Ensuite viennent les avances de matériaux. Avant même de démarrer un chantier, il faut souvent acheter ciment, acier, bois ou équipements, des sommes qui ne seront récupérées qu’une fois le travail facturé et encaissé. À cela s’ajoute la retenue de garantie, généralement 5 % du montant du marché, conservée par le client pendant un an. Autant d’argent immobilisé qui pèse directement sur la capacité à investir et à saisir de nouvelles opportunités.
Qu’est-ce qu’une néobanque apporte au secteur ?
Les néobanques sont des établissements financiers entièrement numériques, sans agence physique. Cette structure allégée leur permet de proposer des services plus rapides et souvent moins coûteux que les banques classiques. Pour une entreprise du BTP, cela se traduit par plusieurs avantages concrets.
L’ouverture d’un compte se fait en quelques jours, voire en quelques heures, avec un IBAN français reconnu par tous les partenaires. Les cartes de paiement, la gestion des dépenses et le suivi de la trésorerie se pilotent directement depuis un smartphone ou un ordinateur. Cette réactivité change la donne pour un artisan ou un dirigeant de PME qui n’a pas le temps de multiplier les rendez-vous en agence.
Quelles solutions face aux problèmes de trésorerie ?
C’est sur le terrain du financement que les néobanques spécialisées font la différence. Plusieurs services répondent précisément aux blocages du secteur.
L’affacturage permet de céder ses factures pour être payé immédiatement, sans attendre l’échéance fixée par le client. Certaines solutions financent jusqu’à 90 % du montant des factures en seulement 48 heures, aussi bien sur les marchés publics que privés. L’avance de matériel aide à couvrir les achats nécessaires au lancement d’un chantier, tandis que la caution de retenue de garantie libère les sommes habituellement bloquées pendant un an.
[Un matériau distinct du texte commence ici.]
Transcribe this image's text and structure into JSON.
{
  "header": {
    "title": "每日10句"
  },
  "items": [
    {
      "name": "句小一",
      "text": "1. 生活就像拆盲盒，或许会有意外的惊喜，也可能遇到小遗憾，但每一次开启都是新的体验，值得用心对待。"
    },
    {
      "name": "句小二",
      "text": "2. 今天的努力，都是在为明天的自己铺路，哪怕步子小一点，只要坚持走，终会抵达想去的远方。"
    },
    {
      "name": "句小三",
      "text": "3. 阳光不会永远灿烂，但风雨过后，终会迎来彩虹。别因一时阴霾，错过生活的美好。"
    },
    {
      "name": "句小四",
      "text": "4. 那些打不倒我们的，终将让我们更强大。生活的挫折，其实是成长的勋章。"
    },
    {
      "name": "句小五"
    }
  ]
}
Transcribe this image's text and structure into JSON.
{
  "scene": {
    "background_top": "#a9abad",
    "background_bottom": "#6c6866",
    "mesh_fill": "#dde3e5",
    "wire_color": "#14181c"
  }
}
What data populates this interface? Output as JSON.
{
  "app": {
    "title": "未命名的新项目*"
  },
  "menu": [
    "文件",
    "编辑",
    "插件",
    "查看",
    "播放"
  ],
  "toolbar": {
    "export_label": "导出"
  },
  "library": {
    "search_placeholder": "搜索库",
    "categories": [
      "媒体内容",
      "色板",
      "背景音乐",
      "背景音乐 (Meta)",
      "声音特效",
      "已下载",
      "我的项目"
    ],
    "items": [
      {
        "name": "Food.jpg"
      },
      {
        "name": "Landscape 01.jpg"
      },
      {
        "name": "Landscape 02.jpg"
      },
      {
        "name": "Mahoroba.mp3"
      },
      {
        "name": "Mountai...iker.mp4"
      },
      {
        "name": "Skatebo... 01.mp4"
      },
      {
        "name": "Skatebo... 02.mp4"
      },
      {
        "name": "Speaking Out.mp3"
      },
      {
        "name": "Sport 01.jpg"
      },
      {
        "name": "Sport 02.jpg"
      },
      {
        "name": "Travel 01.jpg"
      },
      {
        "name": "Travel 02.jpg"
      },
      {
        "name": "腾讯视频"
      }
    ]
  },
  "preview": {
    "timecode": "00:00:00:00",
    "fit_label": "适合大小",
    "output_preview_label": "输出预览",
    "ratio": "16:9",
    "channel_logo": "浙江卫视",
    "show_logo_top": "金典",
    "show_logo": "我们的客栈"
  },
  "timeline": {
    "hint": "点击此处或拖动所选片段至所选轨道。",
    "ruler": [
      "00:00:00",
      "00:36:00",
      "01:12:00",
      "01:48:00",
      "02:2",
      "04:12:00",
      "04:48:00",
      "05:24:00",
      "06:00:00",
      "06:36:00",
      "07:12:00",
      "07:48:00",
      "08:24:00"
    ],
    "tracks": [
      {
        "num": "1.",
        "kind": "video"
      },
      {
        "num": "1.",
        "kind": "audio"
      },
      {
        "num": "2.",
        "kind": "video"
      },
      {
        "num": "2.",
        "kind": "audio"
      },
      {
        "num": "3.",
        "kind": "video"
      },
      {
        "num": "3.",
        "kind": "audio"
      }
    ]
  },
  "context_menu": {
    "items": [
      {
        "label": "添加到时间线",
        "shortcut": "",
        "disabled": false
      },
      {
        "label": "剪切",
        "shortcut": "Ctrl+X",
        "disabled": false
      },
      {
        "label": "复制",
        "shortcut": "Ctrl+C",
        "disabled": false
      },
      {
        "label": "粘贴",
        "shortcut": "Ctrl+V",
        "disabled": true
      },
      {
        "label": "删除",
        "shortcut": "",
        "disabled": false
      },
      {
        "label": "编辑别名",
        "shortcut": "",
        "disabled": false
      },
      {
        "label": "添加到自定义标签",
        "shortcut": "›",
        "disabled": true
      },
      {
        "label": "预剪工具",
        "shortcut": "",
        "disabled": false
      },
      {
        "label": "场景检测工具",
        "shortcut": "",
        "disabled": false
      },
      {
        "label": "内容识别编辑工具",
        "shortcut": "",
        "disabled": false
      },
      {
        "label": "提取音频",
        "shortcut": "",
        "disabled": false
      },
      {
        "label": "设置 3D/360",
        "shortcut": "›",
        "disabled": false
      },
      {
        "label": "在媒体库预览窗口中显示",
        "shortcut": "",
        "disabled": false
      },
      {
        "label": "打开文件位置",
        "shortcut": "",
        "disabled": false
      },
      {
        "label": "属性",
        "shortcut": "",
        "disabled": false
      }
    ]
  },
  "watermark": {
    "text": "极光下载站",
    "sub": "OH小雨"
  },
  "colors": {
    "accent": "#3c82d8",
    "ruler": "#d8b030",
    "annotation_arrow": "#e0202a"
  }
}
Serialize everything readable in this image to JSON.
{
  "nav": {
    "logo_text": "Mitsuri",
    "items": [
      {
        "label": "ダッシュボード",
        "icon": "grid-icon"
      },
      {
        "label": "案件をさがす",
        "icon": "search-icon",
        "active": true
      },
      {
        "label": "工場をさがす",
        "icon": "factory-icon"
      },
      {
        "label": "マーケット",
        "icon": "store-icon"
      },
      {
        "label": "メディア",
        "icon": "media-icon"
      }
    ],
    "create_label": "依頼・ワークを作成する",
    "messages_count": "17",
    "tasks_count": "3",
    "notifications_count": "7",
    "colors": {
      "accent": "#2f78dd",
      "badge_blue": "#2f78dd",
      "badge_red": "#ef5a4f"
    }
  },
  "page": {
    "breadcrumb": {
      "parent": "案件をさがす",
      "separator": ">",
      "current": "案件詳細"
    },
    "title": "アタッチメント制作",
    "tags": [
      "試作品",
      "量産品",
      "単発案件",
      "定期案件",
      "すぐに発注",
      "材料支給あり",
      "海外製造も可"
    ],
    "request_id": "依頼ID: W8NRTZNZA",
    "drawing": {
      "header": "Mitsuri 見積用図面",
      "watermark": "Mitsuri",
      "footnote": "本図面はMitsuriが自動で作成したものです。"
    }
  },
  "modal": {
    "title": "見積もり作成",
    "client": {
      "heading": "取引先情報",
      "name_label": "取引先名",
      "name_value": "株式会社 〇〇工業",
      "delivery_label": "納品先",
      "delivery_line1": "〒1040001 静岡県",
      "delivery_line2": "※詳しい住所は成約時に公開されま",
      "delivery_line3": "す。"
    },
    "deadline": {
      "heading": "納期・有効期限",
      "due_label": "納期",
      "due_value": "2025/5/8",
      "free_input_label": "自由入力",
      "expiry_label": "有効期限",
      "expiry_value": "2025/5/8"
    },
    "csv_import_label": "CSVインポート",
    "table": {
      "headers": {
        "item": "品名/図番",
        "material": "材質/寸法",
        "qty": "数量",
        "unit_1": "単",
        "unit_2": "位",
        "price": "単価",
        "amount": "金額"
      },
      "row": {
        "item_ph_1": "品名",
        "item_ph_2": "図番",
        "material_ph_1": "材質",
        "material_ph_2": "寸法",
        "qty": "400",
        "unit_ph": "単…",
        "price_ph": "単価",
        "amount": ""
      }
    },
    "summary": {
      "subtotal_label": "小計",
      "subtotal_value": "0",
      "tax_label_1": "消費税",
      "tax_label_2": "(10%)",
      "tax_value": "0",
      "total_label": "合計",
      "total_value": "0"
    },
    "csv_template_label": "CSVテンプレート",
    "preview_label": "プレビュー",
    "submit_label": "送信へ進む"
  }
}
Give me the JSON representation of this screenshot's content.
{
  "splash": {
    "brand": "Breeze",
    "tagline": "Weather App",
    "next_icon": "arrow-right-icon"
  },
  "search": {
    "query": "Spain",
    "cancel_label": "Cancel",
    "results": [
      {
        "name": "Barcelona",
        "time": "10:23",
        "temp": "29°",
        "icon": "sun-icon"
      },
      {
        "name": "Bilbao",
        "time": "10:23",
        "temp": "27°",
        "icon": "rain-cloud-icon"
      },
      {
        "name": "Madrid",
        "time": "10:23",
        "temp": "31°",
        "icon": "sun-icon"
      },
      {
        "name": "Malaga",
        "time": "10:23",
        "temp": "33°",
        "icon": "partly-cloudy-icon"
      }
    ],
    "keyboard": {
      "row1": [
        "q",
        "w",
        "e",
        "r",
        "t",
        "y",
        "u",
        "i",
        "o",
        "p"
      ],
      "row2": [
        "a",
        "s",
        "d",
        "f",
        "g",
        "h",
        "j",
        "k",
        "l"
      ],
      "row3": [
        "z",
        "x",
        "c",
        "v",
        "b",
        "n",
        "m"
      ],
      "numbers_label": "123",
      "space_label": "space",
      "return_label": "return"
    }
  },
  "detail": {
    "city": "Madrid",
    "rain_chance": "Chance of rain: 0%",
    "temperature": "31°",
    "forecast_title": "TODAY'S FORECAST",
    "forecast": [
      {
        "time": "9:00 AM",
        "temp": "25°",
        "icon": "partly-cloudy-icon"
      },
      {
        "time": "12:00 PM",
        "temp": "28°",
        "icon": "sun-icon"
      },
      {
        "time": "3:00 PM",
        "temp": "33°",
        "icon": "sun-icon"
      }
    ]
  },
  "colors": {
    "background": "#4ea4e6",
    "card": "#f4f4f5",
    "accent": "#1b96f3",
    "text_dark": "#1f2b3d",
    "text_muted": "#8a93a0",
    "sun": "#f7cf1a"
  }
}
Ces outils, souvent proposés à taux fixe et sans frais cachés, redonnent de la souplesse aux entreprises. Plutôt que de subir le décalage entre dépenses et encaissements, elles peuvent enfin lisser leur trésorerie et envisager sereinement leurs prochains projets.
Comment choisir sa néobanque dans le BTP ?
Toutes les néobanques ne se valent pas, et le choix mérite réflexion. Le premier critère est la transparence : mieux vaut privilégier une offre à taux fixe, sans frais dissimulés, où l’on sait exactement ce que l’on paie.
La rapidité de financement constitue le deuxième point clé : à quoi bon une solution si les fonds arrivent trop tard ? Vérifiez les délais annoncés et les conditions d’éligibilité. Enfin, certaines néobanques proposent des services spécifiquement pensés pour le bâtiment, là où d’autres restent généralistes. Pour comparer sereinement, il peut être utile de consulter des sources indépendantes sur les solutions de financement des entreprises.
En définitive, les néobanques ne remplacent pas le savoir-faire d’un chef d’entreprise, mais elles offrent un véritable levier pour stabiliser la trésorerie. Dans un secteur où chaque chantier engage des sommes importantes, disposer d’outils financiers rapides et transparents permet de travailler l’esprit plus tranquille et de se concentrer sur l’essentiel : le métier.